Moon sighed, covered telescope with a cloth, and made his way over to the spiral staircase that wound down through two floors to ground level. The old man grunted as he began to negotiate the creaking risers, the wooden stairs having always been a tight squeeze but having become something of a tortuous ordeal since his unfortunate 'accident' in the World's Ridge Mountains. Though in the months since the events of the Clockwork King he had managed to concoct a number of potions and medicines that kept Thrutt's ogur form in relative check, his physical mass and bone structure remained twice what it had been. This left him with a physiognomy that had a tendency to make babies cry and small dogs bark. He had to force himself to be philosophical about this, however, as he had learned on a number of unfortunate occasions that what seemed to trigger the Thrutt transformation was a rise in his blood pressure. A condition flagged by a tendency for his nose and ears to turn a bright red, his eyes to bulge and his mood to become very, very angry. It was embarrassing, yes, but he supposed it could have been worse, even if he wasn't sure exactly how.

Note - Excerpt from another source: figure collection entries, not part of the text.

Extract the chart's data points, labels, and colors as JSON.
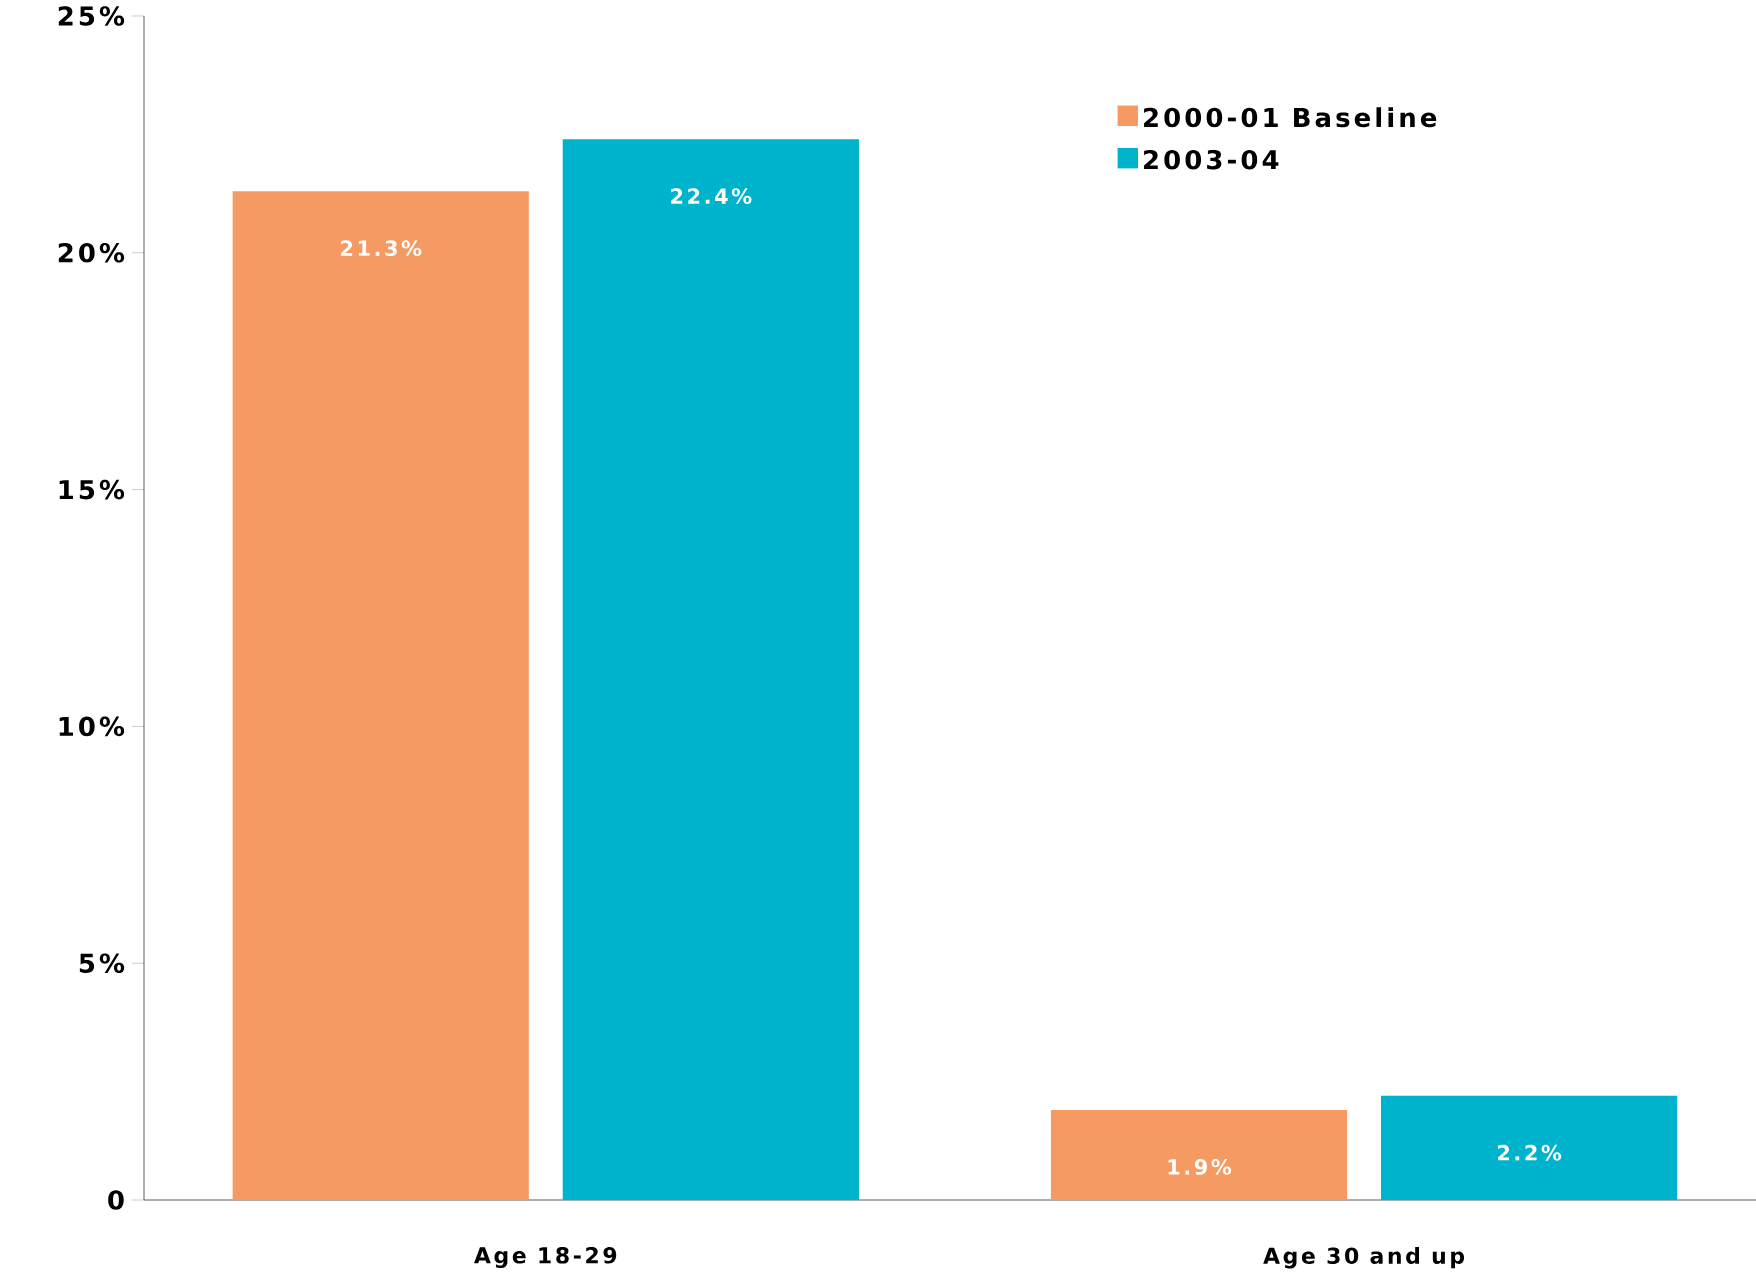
{
  "chart_data": {
    "type": "bar",
    "categories": [
      "Age 18-29",
      "Age 30 and up"
    ],
    "series": [
      {
        "name": "2000-01 Baseline",
        "color": "#f59a62",
        "values": [
          21.3,
          1.9
        ],
        "value_labels": [
          "21.3%",
          "1.9%"
        ]
      },
      {
        "name": "2003-04",
        "color": "#00b3cc",
        "values": [
          22.4,
          2.2
        ],
        "value_labels": [
          "22.4%",
          "2.2%"
        ]
      }
    ],
    "ylim": [
      0,
      25
    ],
    "yticks": [
      0,
      {
        "value": 5,
        "label": "5%"
      },
      {
        "value": 10,
        "label": "10%"
      },
      {
        "value": 15,
        "label": "15%"
      },
      {
        "value": 20,
        "label": "20%"
      },
      {
        "value": 25,
        "label": "25%"
      }
    ],
    "grid": false,
    "legend": "top right"
  }
}
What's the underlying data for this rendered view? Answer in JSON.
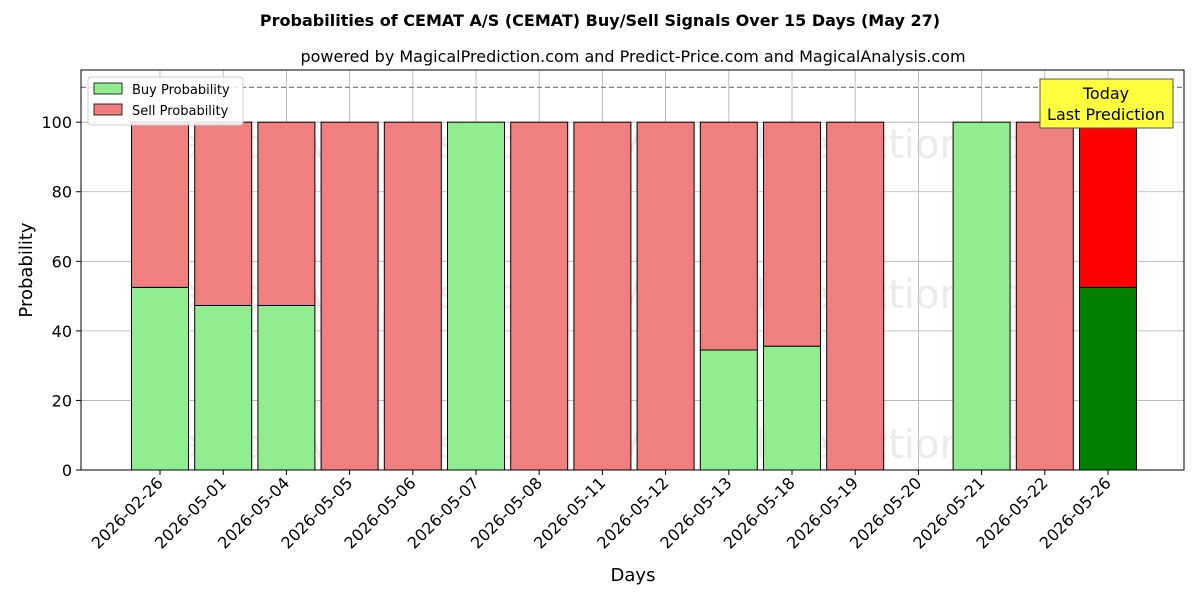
{
  "chart_data": {
    "type": "bar",
    "stacked": true,
    "title": "Probabilities of CEMAT A/S (CEMAT) Buy/Sell Signals Over 15 Days (May 27)",
    "subtitle": "powered by MagicalPrediction.com and Predict-Price.com and MagicalAnalysis.com",
    "xlabel": "Days",
    "ylabel": "Probability",
    "ylim": [
      0,
      115
    ],
    "yticks": [
      0,
      20,
      40,
      60,
      80,
      100
    ],
    "grid": true,
    "legend_position": "top-left",
    "reference_line": 110,
    "categories": [
      "2026-02-26",
      "2026-05-01",
      "2026-05-04",
      "2026-05-05",
      "2026-05-06",
      "2026-05-07",
      "2026-05-08",
      "2026-05-11",
      "2026-05-12",
      "2026-05-13",
      "2026-05-18",
      "2026-05-19",
      "2026-05-20",
      "2026-05-21",
      "2026-05-22",
      "2026-05-26"
    ],
    "series": [
      {
        "name": "Buy Probability",
        "color": "#90ee90",
        "highlight_color": "#008000",
        "values": [
          52.5,
          47.3,
          47.3,
          0,
          0,
          100,
          0,
          0,
          0,
          34.5,
          35.6,
          0,
          0,
          100,
          0,
          52.5
        ]
      },
      {
        "name": "Sell Probability",
        "color": "#f08080",
        "highlight_color": "#ff0000",
        "values": [
          47.5,
          52.7,
          52.7,
          100,
          100,
          0,
          100,
          100,
          100,
          65.5,
          64.4,
          100,
          0,
          0,
          100,
          47.5
        ]
      }
    ],
    "highlight_index": 15,
    "annotation": {
      "lines": [
        "Today",
        "Last Prediction"
      ],
      "background": "#ffff40"
    },
    "watermarks": [
      "MagicalAnalysis.com",
      "MagicalPrediction.com"
    ]
  }
}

Calm, he told himself as he squeezed between the stairway's walls, dislodging pictures and ornaments as he went, cursing the resultant clattering. Calm.

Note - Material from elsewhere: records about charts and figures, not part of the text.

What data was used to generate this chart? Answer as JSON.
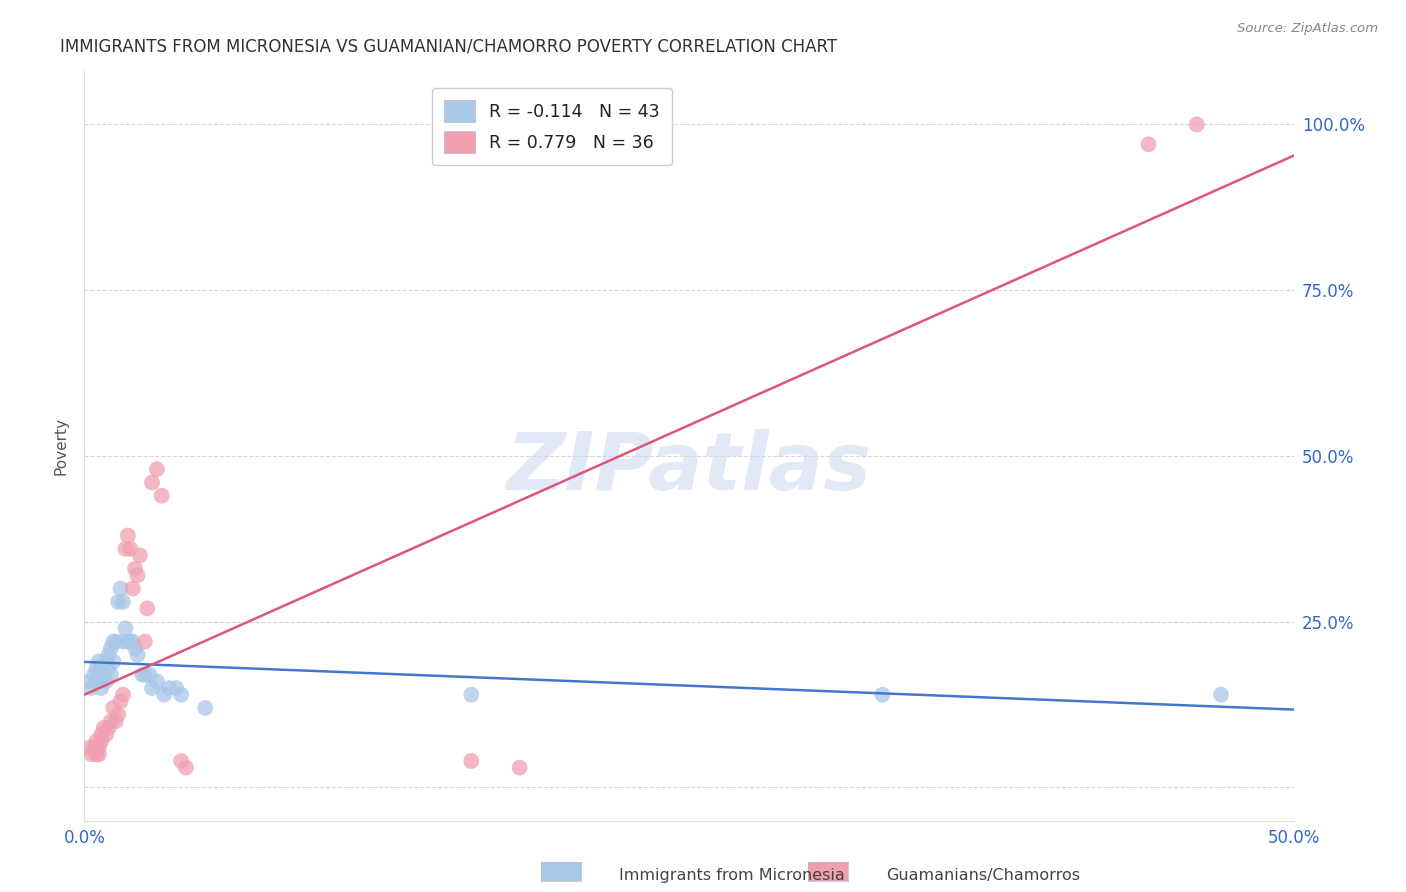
{
  "title": "IMMIGRANTS FROM MICRONESIA VS GUAMANIAN/CHAMORRO POVERTY CORRELATION CHART",
  "source": "Source: ZipAtlas.com",
  "ylabel": "Poverty",
  "xlim": [
    0.0,
    0.5
  ],
  "ylim": [
    -0.05,
    1.08
  ],
  "yticks": [
    0.0,
    0.25,
    0.5,
    0.75,
    1.0
  ],
  "xticks": [
    0.0,
    0.1,
    0.2,
    0.3,
    0.4,
    0.5
  ],
  "watermark": "ZIPatlas",
  "series1_color": "#a8c8e8",
  "series2_color": "#f0a0b0",
  "line1_color": "#4477cc",
  "line2_color": "#dd5577",
  "background_color": "#ffffff",
  "grid_color": "#cccccc",
  "series1_label": "Immigrants from Micronesia",
  "series2_label": "Guamanians/Chamorros",
  "leg1_label": "R = -0.114   N = 43",
  "leg2_label": "R = 0.779   N = 36",
  "scatter1_x": [
    0.002,
    0.003,
    0.004,
    0.005,
    0.005,
    0.006,
    0.006,
    0.007,
    0.007,
    0.008,
    0.008,
    0.009,
    0.009,
    0.01,
    0.01,
    0.011,
    0.011,
    0.012,
    0.012,
    0.013,
    0.014,
    0.015,
    0.016,
    0.016,
    0.017,
    0.018,
    0.019,
    0.02,
    0.021,
    0.022,
    0.024,
    0.025,
    0.027,
    0.028,
    0.03,
    0.033,
    0.035,
    0.038,
    0.04,
    0.05,
    0.16,
    0.33,
    0.47
  ],
  "scatter1_y": [
    0.16,
    0.15,
    0.17,
    0.18,
    0.16,
    0.19,
    0.17,
    0.16,
    0.15,
    0.17,
    0.18,
    0.19,
    0.16,
    0.18,
    0.2,
    0.21,
    0.17,
    0.22,
    0.19,
    0.22,
    0.28,
    0.3,
    0.28,
    0.22,
    0.24,
    0.22,
    0.22,
    0.22,
    0.21,
    0.2,
    0.17,
    0.17,
    0.17,
    0.15,
    0.16,
    0.14,
    0.15,
    0.15,
    0.14,
    0.12,
    0.14,
    0.14,
    0.14
  ],
  "scatter2_x": [
    0.002,
    0.003,
    0.004,
    0.005,
    0.005,
    0.006,
    0.006,
    0.007,
    0.007,
    0.008,
    0.009,
    0.01,
    0.011,
    0.012,
    0.013,
    0.014,
    0.015,
    0.016,
    0.017,
    0.018,
    0.019,
    0.02,
    0.021,
    0.022,
    0.023,
    0.025,
    0.026,
    0.028,
    0.03,
    0.032,
    0.04,
    0.042,
    0.16,
    0.18,
    0.44,
    0.46
  ],
  "scatter2_y": [
    0.06,
    0.05,
    0.06,
    0.05,
    0.07,
    0.06,
    0.05,
    0.07,
    0.08,
    0.09,
    0.08,
    0.09,
    0.1,
    0.12,
    0.1,
    0.11,
    0.13,
    0.14,
    0.36,
    0.38,
    0.36,
    0.3,
    0.33,
    0.32,
    0.35,
    0.22,
    0.27,
    0.46,
    0.48,
    0.44,
    0.04,
    0.03,
    0.04,
    0.03,
    0.97,
    1.0
  ]
}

The old man emerged into the shop, found it dark and, yawning, moved to the two windows and door to flip their blinds. Azure dawn light flooded Wonders of the World and, through a criss-cross of dusty motes, he took a quick inventory of stock, working out which lines he would need to replenish from the cellar. Goblin death rattles, for sure, always popular with the babies. Shnarl fur dice and the stick-on elf ears, too — the only non-authentic line he carried. And there had been quite the run on troll testicles of late, but then it was spring and they were always popular at this time of year.